[erlang-questions] Lets build a stock exchange!

G Bulmer gbulmer@REDACTED
Thu Nov 15 13:55:22 CET 2007


>> How about a replacement for eBay auctions (or is Erlang what the e
>> mans now?-)? eBay has fault-tolerance, scale, distribution  
>> challenges.
>> ...
>> A good solution would support 'live auctions', and keep the bids in
>> sequence.
>>
>> It'd have some of the challenges of a stock market, but you'd avoid
>> having to provide liquidity to make it useable (I realise your focus
>> is a book, but wouldn't you like millions of people to use the
>> software?).
>
> These problem domains lack one thing that makes a stock exchange such
> an interesting problem - the need for low latency!  Building a large
> scale, distributed, fault-tolerant system is one thing - doing it
> while maintaining low latency is a whole different ball game.  Showing
> that Erlang is well matched to these problems is a huge thing.
I agree that a good stock exchange solution implies low latency, but  
I think a 'live auction' may need this too.
Further, I am not sure how low the latency will be; I can't ping  
amazon, but when I ping google I get round-trip averages over 50 mSec

Revisiting the original post:
> I want you to start an Amazon EC2 instance and join the "Hardcore
> Erlang" cluster.
>
> I want to build the biggest Erlang cluster in the world and push
> Erlang to its limits.

My problem is I don't see why *I* would run a stock exchange  
application, so I don't see why *I* would run Amazon EC2 instances.
On the other hand, I do see why I and others might want to run EC2  
instances for auctions.
A plausible explanation for why I'd run the stock exchange  
application would help me a lot.

Adjusting resources by starting and stopping EC2 instances also seems  
to be a reasonable fit to auctions.

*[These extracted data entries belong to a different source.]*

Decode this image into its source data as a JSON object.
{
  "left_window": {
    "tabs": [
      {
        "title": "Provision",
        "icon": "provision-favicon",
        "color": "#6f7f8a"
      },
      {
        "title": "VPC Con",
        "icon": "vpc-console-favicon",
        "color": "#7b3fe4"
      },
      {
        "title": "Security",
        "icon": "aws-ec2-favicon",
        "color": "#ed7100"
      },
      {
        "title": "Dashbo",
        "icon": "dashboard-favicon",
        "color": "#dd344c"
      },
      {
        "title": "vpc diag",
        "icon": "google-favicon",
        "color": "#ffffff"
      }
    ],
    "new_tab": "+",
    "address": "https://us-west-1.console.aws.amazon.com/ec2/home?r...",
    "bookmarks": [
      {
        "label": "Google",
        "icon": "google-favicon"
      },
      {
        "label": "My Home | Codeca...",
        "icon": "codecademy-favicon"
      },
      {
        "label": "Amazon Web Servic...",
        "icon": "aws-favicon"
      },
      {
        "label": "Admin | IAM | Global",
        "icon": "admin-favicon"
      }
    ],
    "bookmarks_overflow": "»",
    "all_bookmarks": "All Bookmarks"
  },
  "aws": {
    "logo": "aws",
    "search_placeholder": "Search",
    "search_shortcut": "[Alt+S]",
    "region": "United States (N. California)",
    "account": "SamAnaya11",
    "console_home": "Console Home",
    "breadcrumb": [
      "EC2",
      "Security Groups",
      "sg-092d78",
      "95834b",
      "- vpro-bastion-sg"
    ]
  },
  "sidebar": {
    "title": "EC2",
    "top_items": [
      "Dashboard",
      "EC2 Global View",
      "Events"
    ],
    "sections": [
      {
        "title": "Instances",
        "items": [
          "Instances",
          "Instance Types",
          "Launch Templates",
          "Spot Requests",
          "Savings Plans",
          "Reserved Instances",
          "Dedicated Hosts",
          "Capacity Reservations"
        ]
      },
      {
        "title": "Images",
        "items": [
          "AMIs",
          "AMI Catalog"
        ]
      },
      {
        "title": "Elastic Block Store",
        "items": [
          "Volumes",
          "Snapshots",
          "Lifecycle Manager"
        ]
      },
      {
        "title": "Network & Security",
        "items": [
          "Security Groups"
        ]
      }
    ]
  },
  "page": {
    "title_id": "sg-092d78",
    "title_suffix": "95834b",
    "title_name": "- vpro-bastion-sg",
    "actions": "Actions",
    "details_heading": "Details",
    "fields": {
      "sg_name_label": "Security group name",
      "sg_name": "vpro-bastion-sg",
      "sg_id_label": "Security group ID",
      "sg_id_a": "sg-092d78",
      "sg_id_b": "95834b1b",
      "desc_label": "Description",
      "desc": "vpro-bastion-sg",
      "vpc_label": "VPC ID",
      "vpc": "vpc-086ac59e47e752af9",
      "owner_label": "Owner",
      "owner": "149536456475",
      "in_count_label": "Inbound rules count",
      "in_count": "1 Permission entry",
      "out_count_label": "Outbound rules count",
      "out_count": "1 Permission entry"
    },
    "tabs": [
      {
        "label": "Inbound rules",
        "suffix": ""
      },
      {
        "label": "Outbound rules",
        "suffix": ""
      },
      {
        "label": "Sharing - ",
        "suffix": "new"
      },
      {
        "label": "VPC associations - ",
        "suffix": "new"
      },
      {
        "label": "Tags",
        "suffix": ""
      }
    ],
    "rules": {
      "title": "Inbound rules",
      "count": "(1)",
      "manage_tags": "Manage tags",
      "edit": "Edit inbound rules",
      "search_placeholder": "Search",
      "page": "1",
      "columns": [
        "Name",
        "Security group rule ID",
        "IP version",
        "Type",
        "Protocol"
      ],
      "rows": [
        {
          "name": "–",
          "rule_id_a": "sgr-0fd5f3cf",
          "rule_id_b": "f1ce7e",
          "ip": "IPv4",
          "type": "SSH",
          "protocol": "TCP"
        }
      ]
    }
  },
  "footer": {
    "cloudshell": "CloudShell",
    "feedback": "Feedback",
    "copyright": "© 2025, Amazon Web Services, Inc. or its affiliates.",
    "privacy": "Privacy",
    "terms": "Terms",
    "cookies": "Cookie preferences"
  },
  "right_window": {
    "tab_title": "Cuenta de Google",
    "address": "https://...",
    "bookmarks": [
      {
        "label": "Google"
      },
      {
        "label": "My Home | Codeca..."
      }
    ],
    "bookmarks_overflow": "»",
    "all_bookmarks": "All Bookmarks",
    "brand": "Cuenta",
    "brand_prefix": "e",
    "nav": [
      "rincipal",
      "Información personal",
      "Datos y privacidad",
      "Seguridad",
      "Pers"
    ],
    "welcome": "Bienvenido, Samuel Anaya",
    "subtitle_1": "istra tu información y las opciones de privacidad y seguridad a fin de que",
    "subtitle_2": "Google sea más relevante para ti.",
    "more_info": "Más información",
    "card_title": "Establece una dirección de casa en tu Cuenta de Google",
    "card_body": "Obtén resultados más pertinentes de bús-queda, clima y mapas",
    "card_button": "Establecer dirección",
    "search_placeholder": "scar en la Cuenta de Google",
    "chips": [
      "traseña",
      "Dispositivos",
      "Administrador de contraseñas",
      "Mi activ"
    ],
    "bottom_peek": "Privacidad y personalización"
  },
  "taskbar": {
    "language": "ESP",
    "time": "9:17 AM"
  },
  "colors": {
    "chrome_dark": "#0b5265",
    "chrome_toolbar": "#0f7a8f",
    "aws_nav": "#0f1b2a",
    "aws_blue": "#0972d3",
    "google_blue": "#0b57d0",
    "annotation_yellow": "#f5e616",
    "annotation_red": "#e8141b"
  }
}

Having a 'hub' which contains the  
product catalogue would seem to be an enabler for the whole system,  
and separate EC2 instances would be used for auctions (with some 'low- 
rent' instances for low-activity auctions).

I am not 'wedded' to any particular application.
I *would* like to see Erlang running well on EC2, because that seems  
to be great complementary technology.
I would also like to see something which would actually get run at  
scale, and exploit the EC2 model, so that Erlang+EC2 gets proven.